Anerkennung religiöser Körperschaften

Von Stilian Ariston,

26. Maimakterion 2790.

Am 7. «Oktober 2014» wurde im griechischen Parlament das neue Gesetz 4301/2014 zur Regelung der staatlichen Anerkennung von Religionsgemeinschaften verabschiedet. Das strittige Gesetz erregte die Gemüter, auch in der hellenischen Gemeinde. Religionsgemeinschaften mit über 300 Mitglieder können den Status einer anerkannten religiösen Körperschaft erlangen, wenn die jeweilige Gemeinschaft einen entsprechenden Antrag auf Anerkennung stellt und über 300 Unterschriften von Mitgliedern sammeln kann, die in der näheren Umgebung wohnhaft sind.
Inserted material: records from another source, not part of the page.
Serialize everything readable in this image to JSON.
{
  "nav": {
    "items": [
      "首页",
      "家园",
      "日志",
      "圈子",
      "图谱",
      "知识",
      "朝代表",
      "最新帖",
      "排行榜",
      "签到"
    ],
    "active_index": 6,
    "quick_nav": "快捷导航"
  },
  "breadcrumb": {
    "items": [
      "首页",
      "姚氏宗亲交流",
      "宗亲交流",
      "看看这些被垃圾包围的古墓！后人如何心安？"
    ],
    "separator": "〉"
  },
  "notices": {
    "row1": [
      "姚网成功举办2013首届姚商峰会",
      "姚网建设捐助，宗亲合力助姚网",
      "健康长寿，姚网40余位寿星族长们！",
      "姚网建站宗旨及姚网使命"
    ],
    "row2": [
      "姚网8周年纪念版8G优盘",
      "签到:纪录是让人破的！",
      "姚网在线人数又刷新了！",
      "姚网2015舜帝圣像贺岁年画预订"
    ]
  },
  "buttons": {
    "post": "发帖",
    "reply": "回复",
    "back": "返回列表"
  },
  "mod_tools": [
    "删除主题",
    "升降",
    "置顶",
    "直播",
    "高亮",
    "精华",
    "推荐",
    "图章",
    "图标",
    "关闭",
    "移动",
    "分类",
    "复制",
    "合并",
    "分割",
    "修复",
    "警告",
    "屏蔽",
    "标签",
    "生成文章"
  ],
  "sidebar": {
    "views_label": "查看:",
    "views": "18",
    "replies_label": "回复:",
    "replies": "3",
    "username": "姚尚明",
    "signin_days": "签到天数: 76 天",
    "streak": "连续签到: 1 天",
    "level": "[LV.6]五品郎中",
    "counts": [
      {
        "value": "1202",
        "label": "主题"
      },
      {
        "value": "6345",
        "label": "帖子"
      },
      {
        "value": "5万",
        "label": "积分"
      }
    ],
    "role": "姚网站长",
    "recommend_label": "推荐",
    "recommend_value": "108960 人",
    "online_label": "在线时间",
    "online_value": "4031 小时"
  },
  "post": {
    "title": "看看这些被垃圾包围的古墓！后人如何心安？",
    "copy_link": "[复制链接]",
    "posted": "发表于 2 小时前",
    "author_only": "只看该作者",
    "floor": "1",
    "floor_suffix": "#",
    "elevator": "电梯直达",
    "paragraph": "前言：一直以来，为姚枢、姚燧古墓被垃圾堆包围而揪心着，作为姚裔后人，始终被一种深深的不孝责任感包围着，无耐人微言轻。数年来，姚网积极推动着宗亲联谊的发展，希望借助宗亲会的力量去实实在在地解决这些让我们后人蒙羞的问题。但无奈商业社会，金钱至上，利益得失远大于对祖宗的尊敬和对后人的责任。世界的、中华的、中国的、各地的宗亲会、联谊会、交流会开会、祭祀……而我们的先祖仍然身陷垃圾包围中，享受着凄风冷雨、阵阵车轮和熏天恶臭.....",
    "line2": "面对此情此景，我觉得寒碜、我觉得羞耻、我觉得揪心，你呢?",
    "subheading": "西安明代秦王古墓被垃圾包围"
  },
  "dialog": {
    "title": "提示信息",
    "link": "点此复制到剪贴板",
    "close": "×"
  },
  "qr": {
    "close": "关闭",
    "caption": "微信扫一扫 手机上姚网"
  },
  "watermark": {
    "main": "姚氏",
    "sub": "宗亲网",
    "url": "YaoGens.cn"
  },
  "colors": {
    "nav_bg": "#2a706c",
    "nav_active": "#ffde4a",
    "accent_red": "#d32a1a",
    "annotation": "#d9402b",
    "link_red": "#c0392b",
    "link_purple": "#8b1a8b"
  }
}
Während alle nicht-orthodoxen Religionsgemmeinschaften bisher nur toleriert wurden, soll ihnen die Gesetzesänderung Anerkennung und Schutz durch den Staat zusichern. Doch diese Anerkennung betrifft nur die Religionsgemeinschaften, nicht aber ihre Religion. Das ist der Haken an der Geschichte. So kann zum Beispiel der YSEE als Träger der eingeborenen hellenischen Religion anerkannt werden, doch dem Hellenismos wird weiterhin jede Möglichkeit auf eine Anerkennung als Körperschaft des öffentlichen Rechts verwehrt, wie allen anderen Religionen auch.

Für das, bezüglich der Religionsfreiheit, rückständige Griechenland bedeutet das neue Gesetz eine Modernisierung. Das Gesetz wird von hellenischen Gemeinschaft in Anspruch genommen, trotz deutlicher Kritik am Entwurf, weil sie mit diesem deutlich besser gestellt sein werden, als ohne. In seiner Pressemitteilung Nr. 292 erklärt der YSEE, er werde allein deshalb von diesem Gesetz Gebrauch machen, um die rechtliche Lage des Hellenismos auszubauen. An seiner Hauptforderung nach einer Anerkennung des Hellenismos als Körperschaft des öffentlichen Rechts, nicht bloß seiner selbst als Repräsentant der hellenischen Tradition, hält er weiterhin fest und betrachtet das neue Gesetz allenfalls als eine Übergangslösung, ein Weg zum eigentlichen Ziel.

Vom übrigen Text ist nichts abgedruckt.